Would the trial, conviction, and incarceration of Richard Nixon have torn us apart? Really? But we were already torn apart. It's funny how the Grand Old Party that has, in general, such a soft spot for executions and harsh sentences was so sure the Nixon pardon was "good for us." What about the "deterrent power" of swift and sure punishment that is usually so important to them? Isn't it possible that Nixon's mug shot, perp walk, prison fatigues-that the thought of him working in the prison library, say, or the kitchen, patiently doing his time for his crimes-isn't it possible all that would have reminded future presidents that they too are bound by the rule of law? Isn't it possible that Nixon's example would have made them think twice before committing their own high crimes and misdemeanors?

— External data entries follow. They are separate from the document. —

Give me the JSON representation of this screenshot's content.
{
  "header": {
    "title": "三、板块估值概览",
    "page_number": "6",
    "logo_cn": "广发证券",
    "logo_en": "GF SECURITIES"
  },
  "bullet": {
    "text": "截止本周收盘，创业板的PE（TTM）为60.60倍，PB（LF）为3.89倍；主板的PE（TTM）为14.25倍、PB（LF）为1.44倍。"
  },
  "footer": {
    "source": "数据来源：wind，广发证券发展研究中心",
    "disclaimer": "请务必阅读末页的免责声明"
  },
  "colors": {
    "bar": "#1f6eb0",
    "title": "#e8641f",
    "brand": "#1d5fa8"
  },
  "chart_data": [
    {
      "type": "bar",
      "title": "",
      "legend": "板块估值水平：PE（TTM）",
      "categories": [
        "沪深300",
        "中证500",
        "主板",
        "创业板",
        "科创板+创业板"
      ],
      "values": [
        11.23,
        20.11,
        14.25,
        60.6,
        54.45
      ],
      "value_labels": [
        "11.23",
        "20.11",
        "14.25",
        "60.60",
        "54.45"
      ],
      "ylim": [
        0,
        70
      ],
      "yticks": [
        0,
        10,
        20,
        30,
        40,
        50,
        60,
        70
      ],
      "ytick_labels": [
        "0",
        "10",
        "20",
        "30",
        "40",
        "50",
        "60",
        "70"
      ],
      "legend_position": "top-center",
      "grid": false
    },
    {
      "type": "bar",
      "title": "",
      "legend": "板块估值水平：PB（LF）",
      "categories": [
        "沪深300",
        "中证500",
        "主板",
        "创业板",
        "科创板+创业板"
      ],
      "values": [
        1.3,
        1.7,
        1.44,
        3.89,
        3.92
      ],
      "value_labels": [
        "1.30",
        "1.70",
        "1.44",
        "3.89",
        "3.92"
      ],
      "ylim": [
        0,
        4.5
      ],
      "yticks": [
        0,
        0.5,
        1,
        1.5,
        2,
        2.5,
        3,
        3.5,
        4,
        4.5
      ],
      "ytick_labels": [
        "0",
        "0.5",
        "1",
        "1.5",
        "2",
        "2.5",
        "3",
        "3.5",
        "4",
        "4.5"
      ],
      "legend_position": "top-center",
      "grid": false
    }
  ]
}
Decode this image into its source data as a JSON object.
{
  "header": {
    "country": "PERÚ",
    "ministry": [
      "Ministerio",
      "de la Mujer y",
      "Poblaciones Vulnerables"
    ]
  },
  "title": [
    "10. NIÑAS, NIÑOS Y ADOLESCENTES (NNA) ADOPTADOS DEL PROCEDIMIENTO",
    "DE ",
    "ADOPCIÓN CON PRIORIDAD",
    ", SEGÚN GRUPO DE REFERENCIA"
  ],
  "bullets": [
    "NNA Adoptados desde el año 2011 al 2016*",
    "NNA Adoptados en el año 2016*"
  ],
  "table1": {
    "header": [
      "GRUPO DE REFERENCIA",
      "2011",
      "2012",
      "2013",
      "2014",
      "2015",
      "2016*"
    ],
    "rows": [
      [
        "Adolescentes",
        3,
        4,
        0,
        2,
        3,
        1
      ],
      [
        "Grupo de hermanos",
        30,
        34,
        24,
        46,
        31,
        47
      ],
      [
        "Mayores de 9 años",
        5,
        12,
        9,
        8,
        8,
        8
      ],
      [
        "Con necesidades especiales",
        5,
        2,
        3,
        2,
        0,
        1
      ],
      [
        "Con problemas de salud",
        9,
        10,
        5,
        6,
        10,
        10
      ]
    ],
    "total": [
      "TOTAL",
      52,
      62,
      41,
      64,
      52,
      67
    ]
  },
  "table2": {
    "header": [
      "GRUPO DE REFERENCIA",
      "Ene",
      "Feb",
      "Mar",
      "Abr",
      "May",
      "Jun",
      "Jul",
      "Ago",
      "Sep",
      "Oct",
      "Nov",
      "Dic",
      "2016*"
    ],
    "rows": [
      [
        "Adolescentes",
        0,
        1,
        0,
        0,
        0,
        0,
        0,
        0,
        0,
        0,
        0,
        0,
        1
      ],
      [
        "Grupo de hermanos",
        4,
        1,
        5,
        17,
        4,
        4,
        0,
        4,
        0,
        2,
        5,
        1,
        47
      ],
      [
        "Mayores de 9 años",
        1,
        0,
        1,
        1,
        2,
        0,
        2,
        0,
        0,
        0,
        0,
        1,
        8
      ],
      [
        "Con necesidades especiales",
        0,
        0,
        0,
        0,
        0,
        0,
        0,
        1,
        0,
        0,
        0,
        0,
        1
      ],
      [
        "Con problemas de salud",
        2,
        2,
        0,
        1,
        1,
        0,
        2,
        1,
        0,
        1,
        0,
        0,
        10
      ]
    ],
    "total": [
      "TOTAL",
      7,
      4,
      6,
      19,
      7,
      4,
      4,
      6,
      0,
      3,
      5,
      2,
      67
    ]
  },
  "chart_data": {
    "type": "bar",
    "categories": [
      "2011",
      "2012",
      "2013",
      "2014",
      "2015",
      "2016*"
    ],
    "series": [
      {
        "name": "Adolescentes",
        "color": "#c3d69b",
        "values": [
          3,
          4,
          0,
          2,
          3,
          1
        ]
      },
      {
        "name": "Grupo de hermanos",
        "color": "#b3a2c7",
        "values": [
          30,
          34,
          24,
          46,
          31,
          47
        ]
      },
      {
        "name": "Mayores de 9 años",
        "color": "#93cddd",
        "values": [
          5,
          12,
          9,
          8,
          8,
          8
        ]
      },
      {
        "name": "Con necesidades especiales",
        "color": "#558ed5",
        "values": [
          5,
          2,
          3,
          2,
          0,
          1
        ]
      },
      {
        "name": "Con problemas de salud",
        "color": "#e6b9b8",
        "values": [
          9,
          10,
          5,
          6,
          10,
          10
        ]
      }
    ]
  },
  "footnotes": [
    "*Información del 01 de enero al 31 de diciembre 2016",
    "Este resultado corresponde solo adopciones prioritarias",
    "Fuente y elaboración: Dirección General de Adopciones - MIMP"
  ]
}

Healing. It's such a lovely notion. Nixon in jail might have been a true prescription for healing this country, healing all of us, one by one, and truly ending the long national nightmare. But however useful it might have been for "closure," it would surely not have been necessary as a deterrent. Surely not. Surely no American president, in the long wake of Watergate, would ever again allow himself to participate, say, in the wiretapping of the rival party's campaign committee, and then lie about it and cover it up. Surely not.

Our long national nightmare isn't over, not yet, but there may be light--a surge of light--at the end of the tunnel.